I’m coming up on 21 years of service at the end of July and I’m starting to get “the questions.”

When are you going to retire?

Why don’t you retire?

Where do you plan on retiring?

Everyone seems to ask the first one out of just general curiousity. The second question is usually asked by folks who’ve let “the building” get so far into their heads they’ve lost all hope, although our daughter asked it when she found out I was probably taking her mother out across the Pacific yet again. The third one, usually by contractors who realize they’ve got an old guy with access in front of them. We’re like gold to contractor recruiters.

And to be honest the answers are: When they make me. Because I’m not done yet. Not here.

When they make me because I think I’ve mentioned before, I had a LOT of different jobs before I joined the Air Force, everything from a mover to a tin man to a chemical engineer in a photo processing plant, and this is still the best job I’ve ever had.

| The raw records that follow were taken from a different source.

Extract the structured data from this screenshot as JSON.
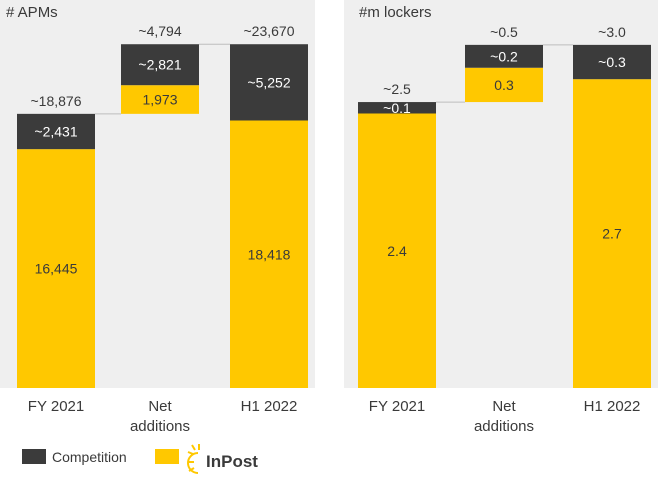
{
  "colors": {
    "competition": "#3b3b3b",
    "inpost": "#ffc800",
    "panel": "#efefef",
    "text": "#3a3a3a"
  },
  "chart_data": [
    {
      "type": "bar",
      "title": "# APMs",
      "categories": [
        "FY 2021",
        "Net additions",
        "H1 2022"
      ],
      "category_lines": [
        [
          "FY 2021"
        ],
        [
          "Net",
          "additions"
        ],
        [
          "H1 2022"
        ]
      ],
      "series": [
        {
          "name": "InPost",
          "values": [
            16445,
            1973,
            18418
          ],
          "labels": [
            "16,445",
            "1,973",
            "18,418"
          ]
        },
        {
          "name": "Competition",
          "values": [
            2431,
            2821,
            5252
          ],
          "labels": [
            "~2,431",
            "~2,821",
            "~5,252"
          ]
        }
      ],
      "bases": [
        0,
        18876,
        0
      ],
      "totals": [
        18876,
        4794,
        23670
      ],
      "total_labels": [
        "~18,876",
        "~4,794",
        "~23,670"
      ],
      "ylim": [
        0,
        25200
      ],
      "xlabel": "",
      "ylabel": "",
      "grid": false
    },
    {
      "type": "bar",
      "title": "#m lockers",
      "categories": [
        "FY 2021",
        "Net additions",
        "H1 2022"
      ],
      "category_lines": [
        [
          "FY 2021"
        ],
        [
          "Net",
          "additions"
        ],
        [
          "H1 2022"
        ]
      ],
      "series": [
        {
          "name": "InPost",
          "values": [
            2.4,
            0.3,
            2.7
          ],
          "labels": [
            "2.4",
            "0.3",
            "2.7"
          ]
        },
        {
          "name": "Competition",
          "values": [
            0.1,
            0.2,
            0.3
          ],
          "labels": [
            "~0.1",
            "~0.2",
            "~0.3"
          ]
        }
      ],
      "bases": [
        0,
        2.5,
        0
      ],
      "totals": [
        2.5,
        0.5,
        3.0
      ],
      "total_labels": [
        "~2.5",
        "~0.5",
        "~3.0"
      ],
      "ylim": [
        0,
        3.2
      ],
      "xlabel": "",
      "ylabel": "",
      "grid": false
    }
  ],
  "legend": {
    "competition_label": "Competition",
    "inpost_logo_text": "InPost"
  }
}
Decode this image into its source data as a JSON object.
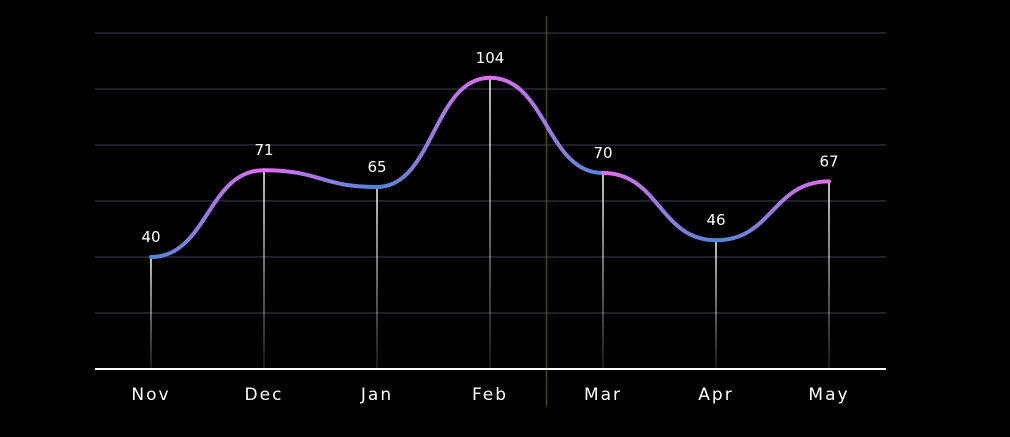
{
  "chart_data": {
    "type": "line",
    "categories": [
      "Nov",
      "Dec",
      "Jan",
      "Feb",
      "Mar",
      "Apr",
      "May"
    ],
    "values": [
      40,
      71,
      65,
      104,
      70,
      46,
      67
    ],
    "title": "",
    "xlabel": "",
    "ylabel": "",
    "ylim": [
      0,
      120
    ],
    "grid": true,
    "curve": "smooth",
    "data_labels": true,
    "drop_lines": true,
    "marker_line_between": [
      "Feb",
      "Mar"
    ],
    "colors": {
      "background": "#000000",
      "grid": "#2a2a3a",
      "axis": "#ffffff",
      "text": "#ffffff",
      "line_pink": "#e46df0",
      "line_blue": "#4f86d4",
      "marker_line": "#4a4a10",
      "drop_line": "#ffffff"
    }
  }
}
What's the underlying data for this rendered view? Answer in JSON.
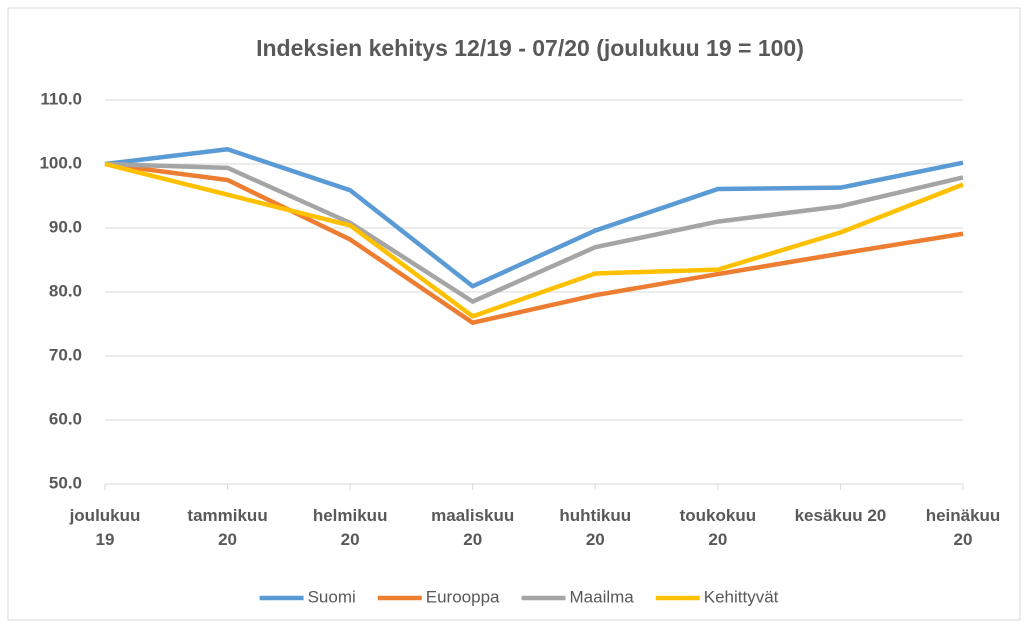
{
  "chart_data": {
    "type": "line",
    "title": "Indeksien kehitys 12/19 - 07/20 (joulukuu 19 = 100)",
    "categories": [
      "joulukuu\n19",
      "tammikuu\n20",
      "helmikuu\n20",
      "maaliskuu\n20",
      "huhtikuu\n20",
      "toukokuu\n20",
      "kesäkuu 20",
      "heinäkuu\n20"
    ],
    "series": [
      {
        "name": "Suomi",
        "color": "#5b9bd5",
        "values": [
          100,
          102.3,
          95.9,
          80.9,
          89.6,
          96.1,
          96.3,
          100.2
        ]
      },
      {
        "name": "Eurooppa",
        "color": "#ed7d31",
        "values": [
          100,
          97.5,
          88.2,
          75.2,
          79.5,
          82.8,
          86.0,
          89.1
        ]
      },
      {
        "name": "Maailma",
        "color": "#a5a5a5",
        "values": [
          100,
          99.4,
          90.8,
          78.5,
          87.0,
          91.0,
          93.4,
          97.9
        ]
      },
      {
        "name": "Kehittyvät",
        "color": "#ffc000",
        "values": [
          100,
          95.2,
          90.4,
          76.2,
          82.9,
          83.5,
          89.3,
          96.8
        ]
      }
    ],
    "ylim": [
      50,
      110
    ],
    "yticks": [
      {
        "value": 50,
        "label": "50.0"
      },
      {
        "value": 60,
        "label": "60.0"
      },
      {
        "value": 70,
        "label": "70.0"
      },
      {
        "value": 80,
        "label": "80.0"
      },
      {
        "value": 90,
        "label": "90.0"
      },
      {
        "value": 100,
        "label": "100.0"
      },
      {
        "value": 110,
        "label": "110.0"
      }
    ],
    "grid": true,
    "legend": "bottom"
  }
}
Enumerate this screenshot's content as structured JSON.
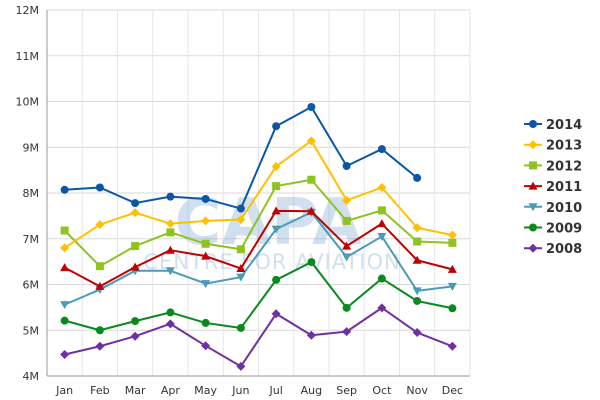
{
  "watermark": {
    "logo": "CAPA",
    "tagline": "CENTRE FOR AVIATION"
  },
  "chart_data": {
    "type": "line",
    "title": "",
    "xlabel": "",
    "ylabel": "",
    "categories": [
      "Jan",
      "Feb",
      "Mar",
      "Apr",
      "May",
      "Jun",
      "Jul",
      "Aug",
      "Sep",
      "Oct",
      "Nov",
      "Dec"
    ],
    "y_ticks": [
      4,
      5,
      6,
      7,
      8,
      9,
      10,
      11,
      12
    ],
    "y_tick_labels": [
      "4M",
      "5M",
      "6M",
      "7M",
      "8M",
      "9M",
      "10M",
      "11M",
      "12M"
    ],
    "ylim": [
      4,
      12
    ],
    "y_unit": "millions",
    "grid": true,
    "legend_position": "right",
    "series": [
      {
        "name": "2014",
        "color": "#0a57a6",
        "marker": "circle",
        "values": [
          8.07,
          8.12,
          7.78,
          7.92,
          7.87,
          7.66,
          9.46,
          9.88,
          8.59,
          8.96,
          8.33,
          null
        ]
      },
      {
        "name": "2013",
        "color": "#ffc000",
        "marker": "diamond",
        "values": [
          6.8,
          7.31,
          7.57,
          7.33,
          7.39,
          7.42,
          8.58,
          9.14,
          7.84,
          8.12,
          7.24,
          7.08
        ]
      },
      {
        "name": "2012",
        "color": "#8fc31f",
        "marker": "square",
        "values": [
          7.18,
          6.4,
          6.84,
          7.14,
          6.89,
          6.77,
          8.15,
          8.29,
          7.39,
          7.62,
          6.94,
          6.91
        ]
      },
      {
        "name": "2011",
        "color": "#c00000",
        "marker": "triangle-up",
        "values": [
          6.37,
          5.96,
          6.38,
          6.75,
          6.62,
          6.35,
          7.61,
          7.6,
          6.84,
          7.33,
          6.53,
          6.33
        ]
      },
      {
        "name": "2010",
        "color": "#4a9bb9",
        "marker": "triangle-down",
        "values": [
          5.56,
          5.89,
          6.3,
          6.3,
          6.02,
          6.16,
          7.21,
          7.58,
          6.6,
          7.05,
          5.86,
          5.96
        ]
      },
      {
        "name": "2009",
        "color": "#0a8a1e",
        "marker": "circle",
        "values": [
          5.21,
          5.0,
          5.2,
          5.39,
          5.16,
          5.05,
          6.1,
          6.49,
          5.49,
          6.13,
          5.64,
          5.48
        ]
      },
      {
        "name": "2008",
        "color": "#7030a0",
        "marker": "diamond",
        "values": [
          4.47,
          4.65,
          4.87,
          5.14,
          4.66,
          4.21,
          5.36,
          4.89,
          4.97,
          5.49,
          4.95,
          4.65
        ]
      }
    ]
  }
}
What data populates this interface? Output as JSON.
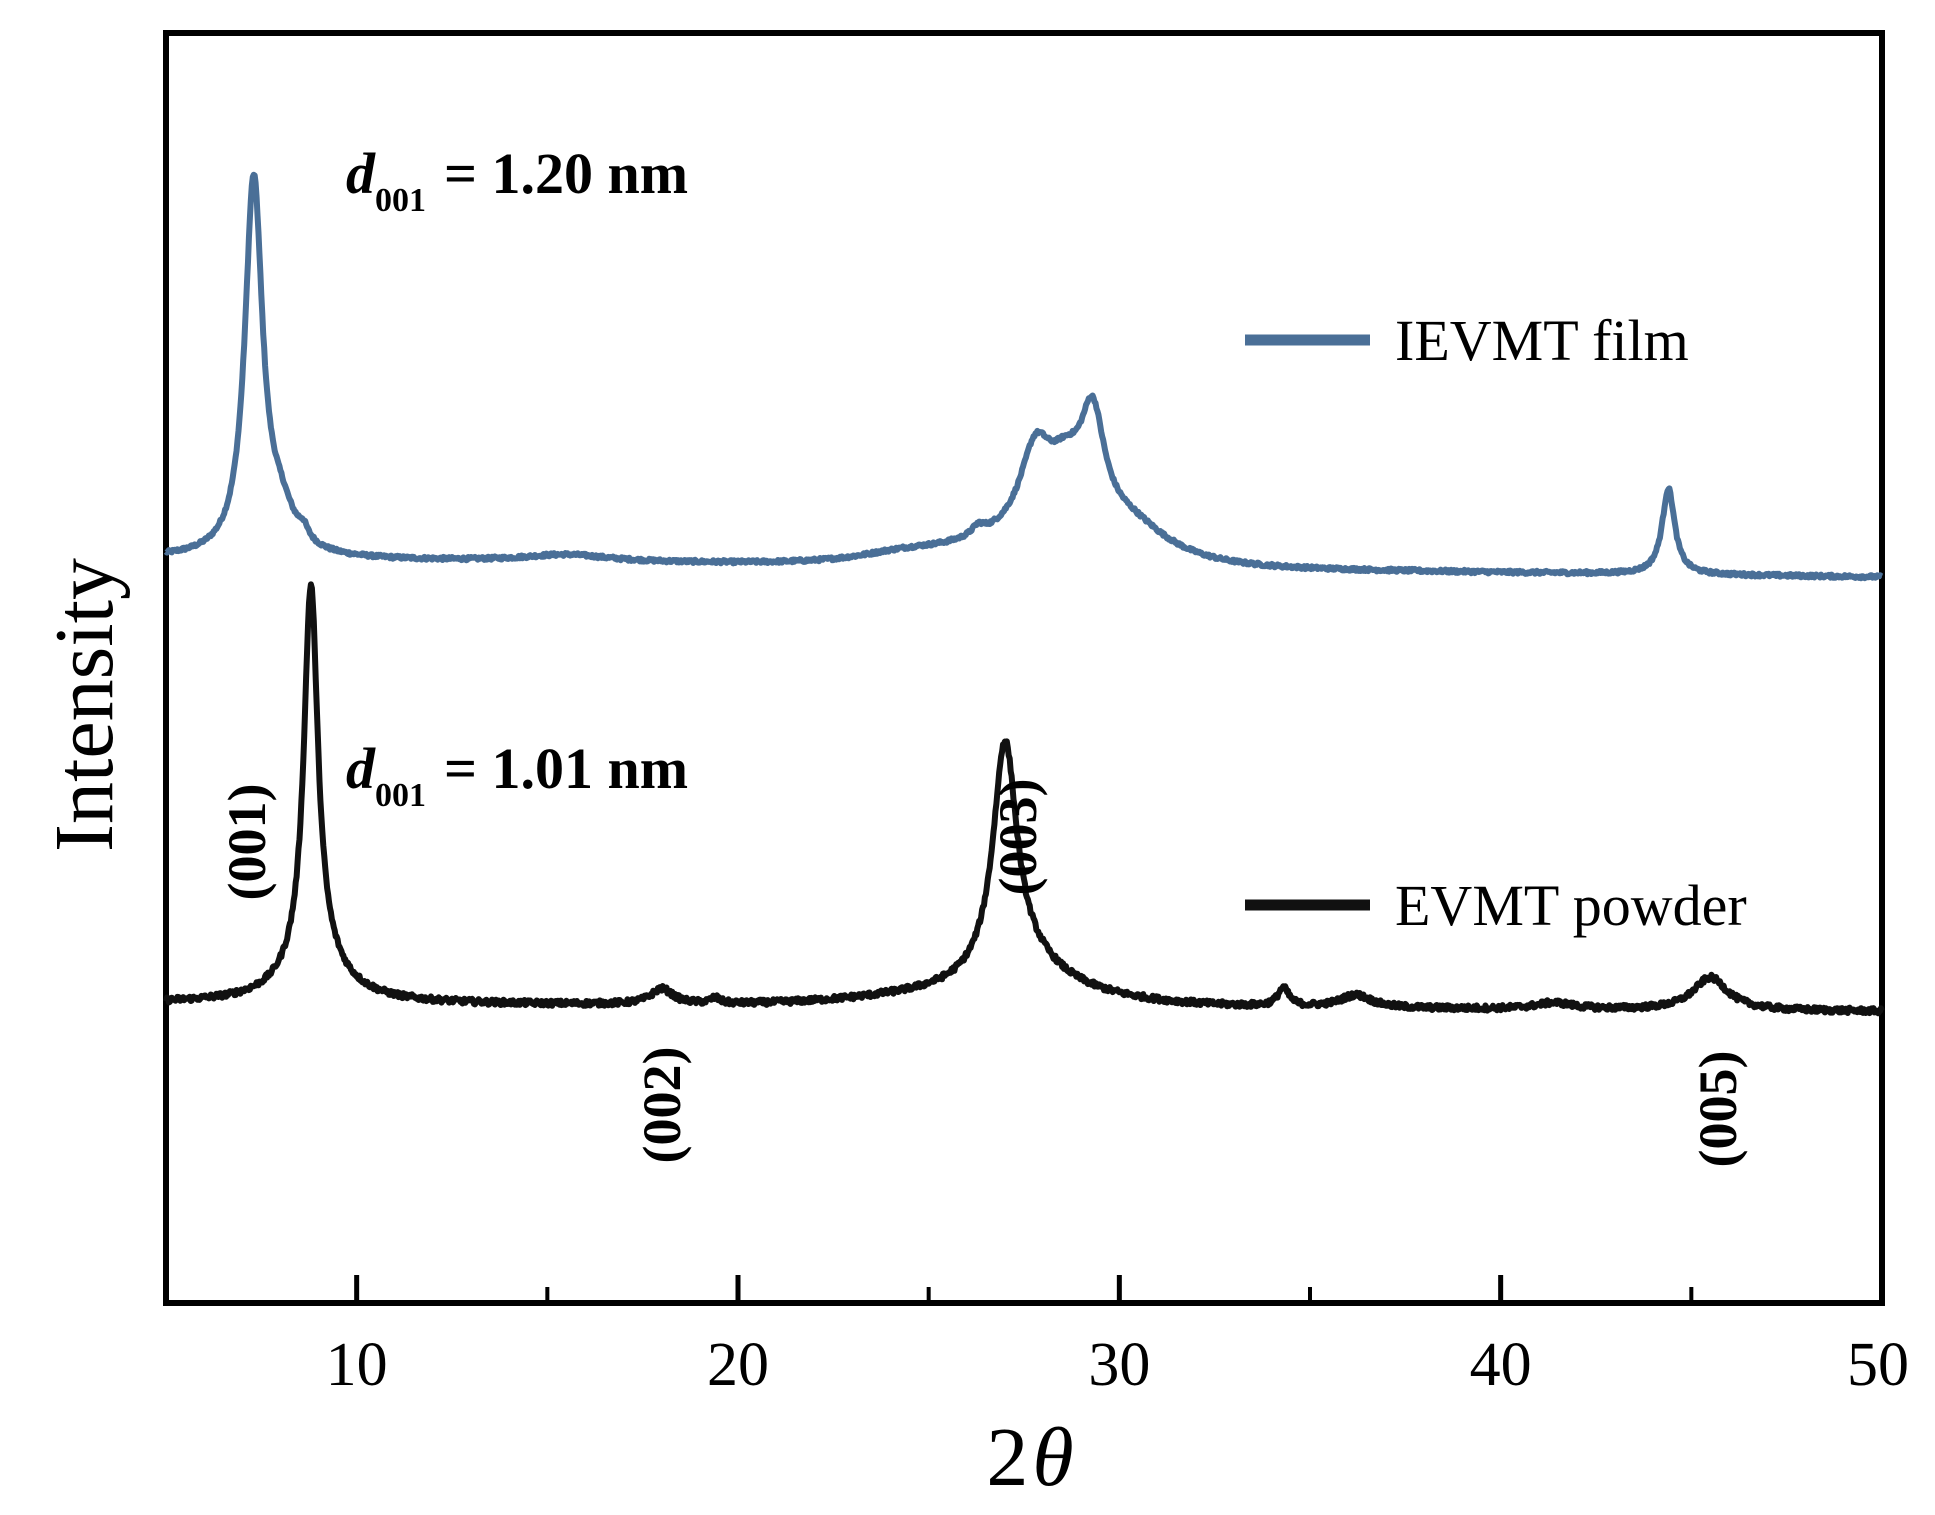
{
  "chart_data": {
    "type": "line",
    "title": "",
    "xlabel_prefix": "2",
    "xlabel_symbol": "θ",
    "ylabel": "Intensity",
    "xlim": [
      5,
      50
    ],
    "ylim": [
      0,
      100
    ],
    "x_ticks": [
      10,
      20,
      30,
      40,
      50
    ],
    "x_tick_labels": [
      "10",
      "20",
      "30",
      "40",
      "50"
    ],
    "x_minor_ticks": [
      15,
      25,
      35,
      45
    ],
    "grid": false,
    "legend_position": "right",
    "colors": {
      "film": "#4a6f97",
      "powder": "#111111",
      "axis": "#000000"
    },
    "series": [
      {
        "name": "IEVMT film",
        "baseline": 50.3,
        "peaks": [
          [
            7.3,
            41.0,
            0.28
          ],
          [
            8.0,
            4.0,
            0.45
          ],
          [
            8.6,
            1.2,
            0.15
          ],
          [
            15.5,
            0.8,
            1.4
          ],
          [
            24.3,
            1.0,
            1.6
          ],
          [
            26.3,
            1.0,
            0.2
          ],
          [
            27.8,
            8.6,
            0.5
          ],
          [
            28.6,
            6.0,
            0.6
          ],
          [
            29.3,
            11.5,
            0.38
          ],
          [
            30.3,
            3.0,
            1.2
          ],
          [
            44.4,
            9.4,
            0.2
          ]
        ],
        "broad_peaks": [
          [
            28.0,
            2.5,
            3.0
          ]
        ],
        "slope": -0.045,
        "noise": 0.18
      },
      {
        "name": "EVMT powder",
        "baseline": 1.6,
        "peaks": [
          [
            8.8,
            41.5,
            0.22
          ],
          [
            8.9,
            4.5,
            0.9
          ],
          [
            18.0,
            1.7,
            0.35
          ],
          [
            19.4,
            0.6,
            0.15
          ],
          [
            27.0,
            25.0,
            0.38
          ],
          [
            27.5,
            3.5,
            1.3
          ],
          [
            34.3,
            2.0,
            0.18
          ],
          [
            36.2,
            1.4,
            0.5
          ],
          [
            41.4,
            0.7,
            0.6
          ],
          [
            45.5,
            3.6,
            0.55
          ]
        ],
        "broad_peaks": [
          [
            26.5,
            1.2,
            4.0
          ]
        ],
        "slope": -0.02,
        "noise": 0.3
      }
    ],
    "annotations": {
      "film_spacing": {
        "var": "d",
        "sub": "001",
        "text": "= 1.20 nm"
      },
      "powder_spacing": {
        "var": "d",
        "sub": "001",
        "text": "= 1.01 nm"
      },
      "peak_labels": [
        {
          "text": "(001)",
          "x": 8.8
        },
        {
          "text": "(002)",
          "x": 18.0
        },
        {
          "text": "(003)",
          "x": 27.0
        },
        {
          "text": "(005)",
          "x": 45.5
        }
      ]
    }
  }
}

Because I’m not done yet. I don’t know what “done with the Air Force” feels like but I’m just not there yet. I don’t have a great deal of job satisfaction where I’m currently working so retiring from here feels too much like going out with a whimper. I’d much rather go out all beat up and tired, grinning from ear to ear, “Now THAT was fun.”.

Not here. Don’t get me wrong, the midwest is wonderful, it’s charming, it’s civilized, my son will probably coast his happy self through DoDDs schools after 4th grade here because they’ve drilled the basics into him. It’s just not home. Home is somewhere with desert, prarie and mountains. Home is somewhere my famiy doesn’t have to live on anti-histamines from April though November. I know it sounds weird for a Chicago street kid, but somewhere and somehow I got “The West” into my bloodstream and it won’t let go.

I was talking to my former functional manager the other day, she’s a retired chief and a GS-12 now and when I told her we were going to Kadena she punched me in the shoulder. “I wanna go!” And then she said something that’s given me a great deal of comfort. She got kind of wistful and said, “After almost two years of retirement, I wish I’d have stuck it out. I’m not having any fun.”

And that’s the deal right there. I might complain about job satisfaction and some of the old thinkers in my building, but for the most part I’m still having a very good time working with very good people. I’m not ready to give that up yet.